Manisa’nın Ahmetli ilçesinde ortalarında Lidya hükümdarları Alyattes ve Gyges’e ilişkin kral mezarlarının da bulunduğu 2 bin 700 yıllık tümülüsler, defineciler tarafından her geçen gün tahrip edilerek, ziyan görüyor. Gediz Ovası üzerinde yükselen ve ‘Anadolu’nun piramitleri’ olarak gösterilen tümülüslerin, Kendirlik Mahallesi sonları içerisinde yer alan ikisi, son olarak 26 Ocak’ta, kimliği meçhul kişi yahut şahıslarca iş makineleri ile talan edildi. Kaçak hafriyat yapan şüpheliler, 2 tümülüse ziyan verirken, iş makineleri ile kazılan tümülüsler, yok olma tehlikesi ile karşı karşıya kaldı.
Yaşanan son olayın akabinde, Kültür ve Turizm Bakanlığı’nın çalışmasıyla 2013 yılında Sardes Antik Kenti ile UNESCO Dünya Mirası Süreksiz Listesi’ne alınan Bintepeler Tümülüsleri’nin korunması için çalışma başlatıldı. Bölgede kaçak kazılara karşı jandarma grupları devriyelerini sıklaştırırken, Ahmetli Belediye Lideri Ahmet Alhan da bölge halkını definecilere karşı dikkatli olmaları tarafında uyardı.
‘TÜMÜLÜSLER BOŞ, ZİYAN VERMEYİN’
İş makineleri ile yapılan kaçak hafriyata birinci kez şahit olduğunu belirten Ahmetli Belediye Lideri Ahmet Alhan, tümülüslerin Antik Çağ’da soyulduğunu, boş olan tümülüslere ziyan vermemeleri konusunda definecilere davette bulundu. 115 tümülüsten yalnızca 90’a yakınının kaldığını kaydeden Alhan, “Yazılı kaynaklarda bu tümülüslerin 6’ncı ve 7’nci yüzyılda hepsinin soyulduğu yazıyor.
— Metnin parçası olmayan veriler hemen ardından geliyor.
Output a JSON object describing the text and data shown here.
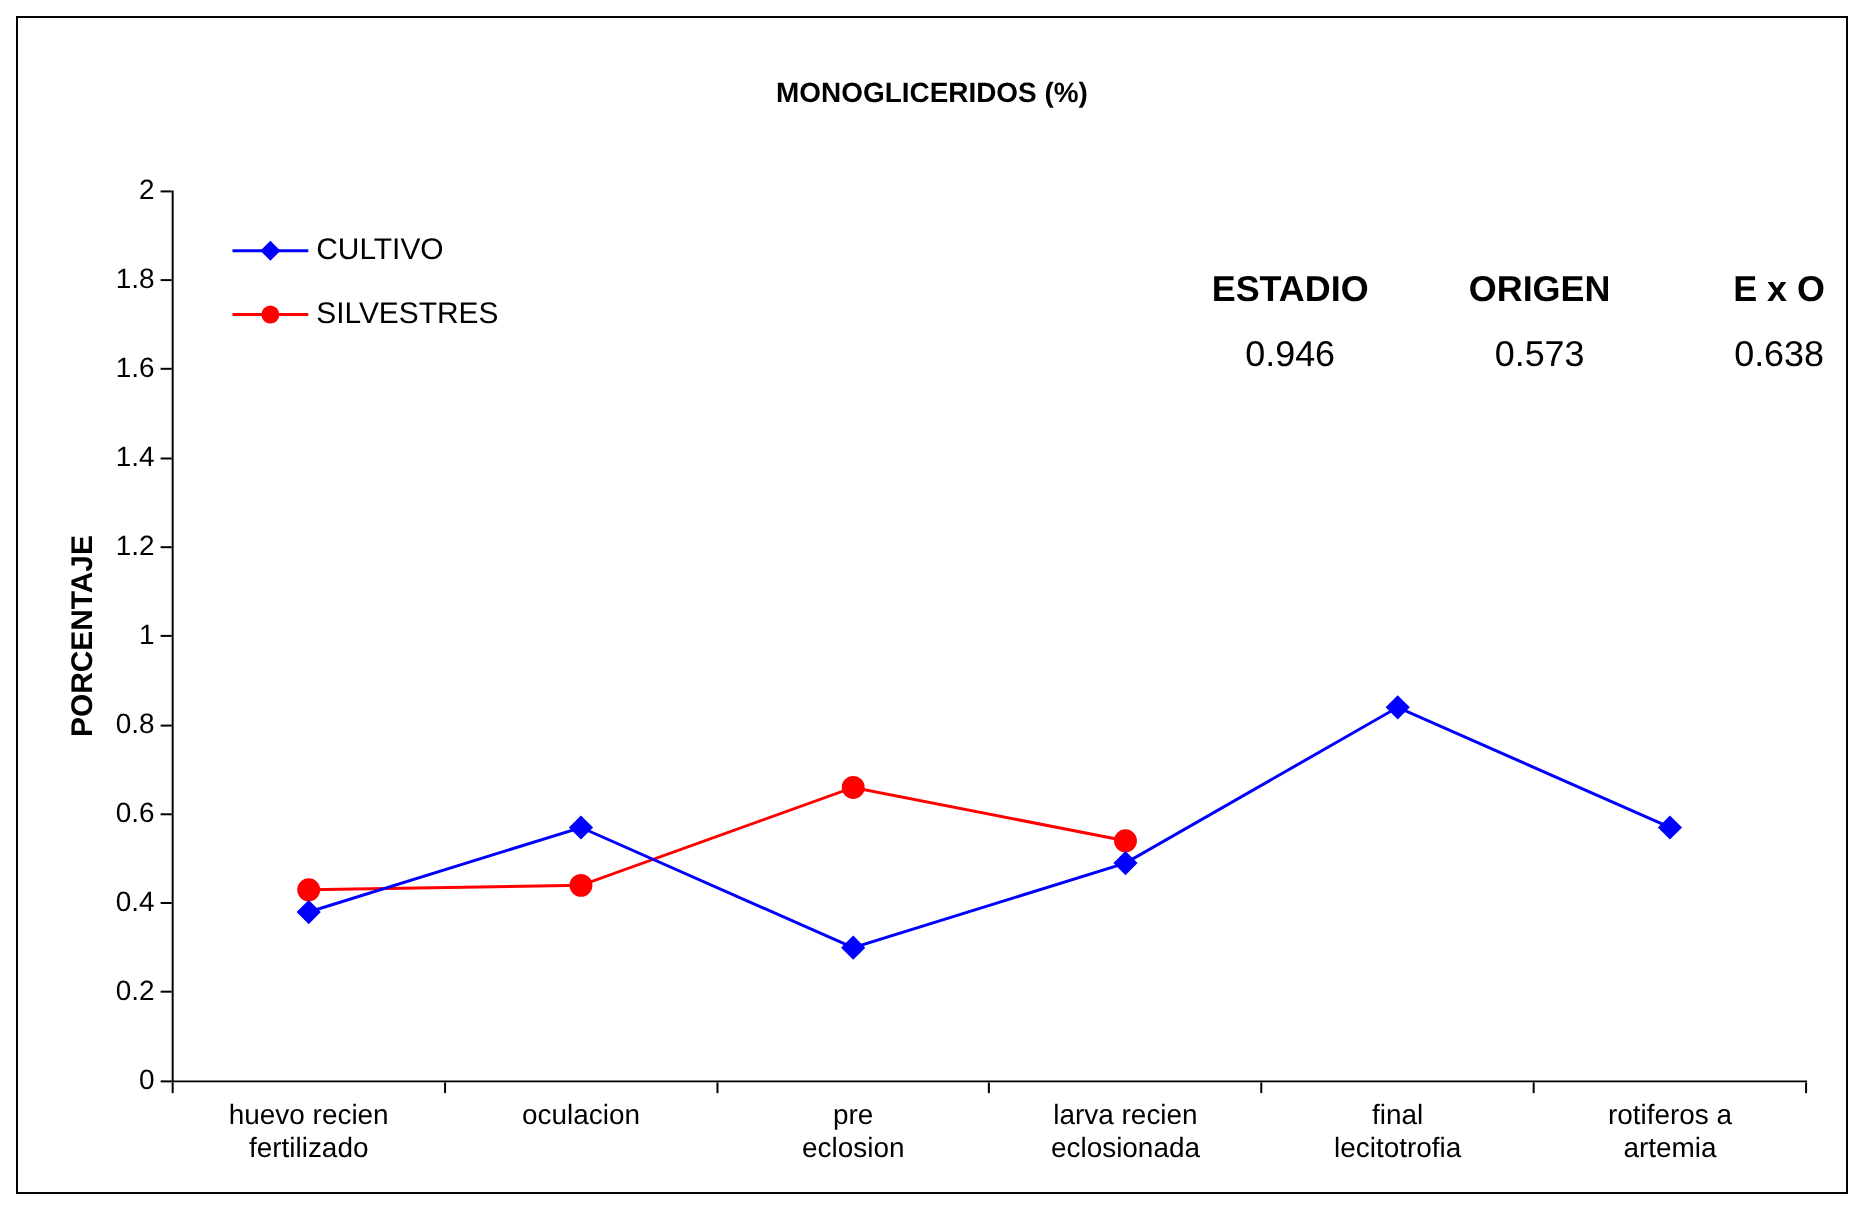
{
  "chart_data": {
    "type": "line",
    "title": "MONOGLICERIDOS (%)",
    "ylabel": "PORCENTAJE",
    "categories": [
      "huevo recien fertilizado",
      "oculacion",
      "pre eclosion",
      "larva recien eclosionada",
      "final lecitotrofia",
      "rotiferos a artemia"
    ],
    "series": [
      {
        "name": "CULTIVO",
        "color": "#0000ff",
        "marker": "diamond",
        "values": [
          0.38,
          0.57,
          0.3,
          0.49,
          0.84,
          0.57
        ]
      },
      {
        "name": "SILVESTRES",
        "color": "#ff0000",
        "marker": "circle",
        "values": [
          0.43,
          0.44,
          0.66,
          0.54,
          null,
          null
        ]
      }
    ],
    "ylim": [
      0,
      2
    ],
    "yticks": [
      0,
      0.2,
      0.4,
      0.6,
      0.8,
      1,
      1.2,
      1.4,
      1.6,
      1.8,
      2
    ],
    "grid": false,
    "legend": "top left",
    "annotations": [
      "ESTADIO",
      "ORIGEN",
      "E x O",
      "0.946",
      "0.573",
      "0.638"
    ]
  }
}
Gerimizde bulunan iki zirveden birinin Kral Alyattes’e, oburunun ise kral Gyges’e ilişkin olduğu sanılmaktadır. Ben buradan definecilere sesleniyorum; Ne olur şu doğal hoşluğu bozmayın. Antik çağda soyulan bu tümülüslerin içerisinde hiçbir şey bırakılmadı. Bu türlü yaparsak, UNESCO Dünya Mirası Süreksiz Listesi’nde yer alan tümülüsler yok olacak, böylece turizm bölgemizi de kaybedeceğiz. Genelde üzerinde ağaç olmayan dorukların kazma ve kürekle kazıldığını gördüm fakat iş makinesi ile kazılana birinci kere şahit oldum. Ne olur bunları bozmayalım” diye konuştu. Alhan kelamlarına şöyle devam etti:
“Tabiat Varlıklarını Muhafaza Genel Müdürlüğü ile ortak çalışmaya hazırız. Tümülüslerin etrafı telle çevrilerek, denetim edilmesi ve her zirveye bir numara vererek, zirvelerin tarihçeleri de yazılabilir. Hatta üzerlerine, ‘Bu zirvede hiçbir şey yok, büsbütün boşaltılmıştır’ diye yazalım ki bari, dorukları bozmasınlar. Atalarımızdan aldığımız bu mirası bizden sonrakilere de aldığımız formda teslim etmek zorundayız. Şayet bu türlü tarihi hoşlukları koruyamıyorsak hiç kimse dürüstüm, düzgünüm demesin. Bizden 100 yıl sonra, 200 yıl sonra gelecek olan insanların da bunları görmeye hakkı var.”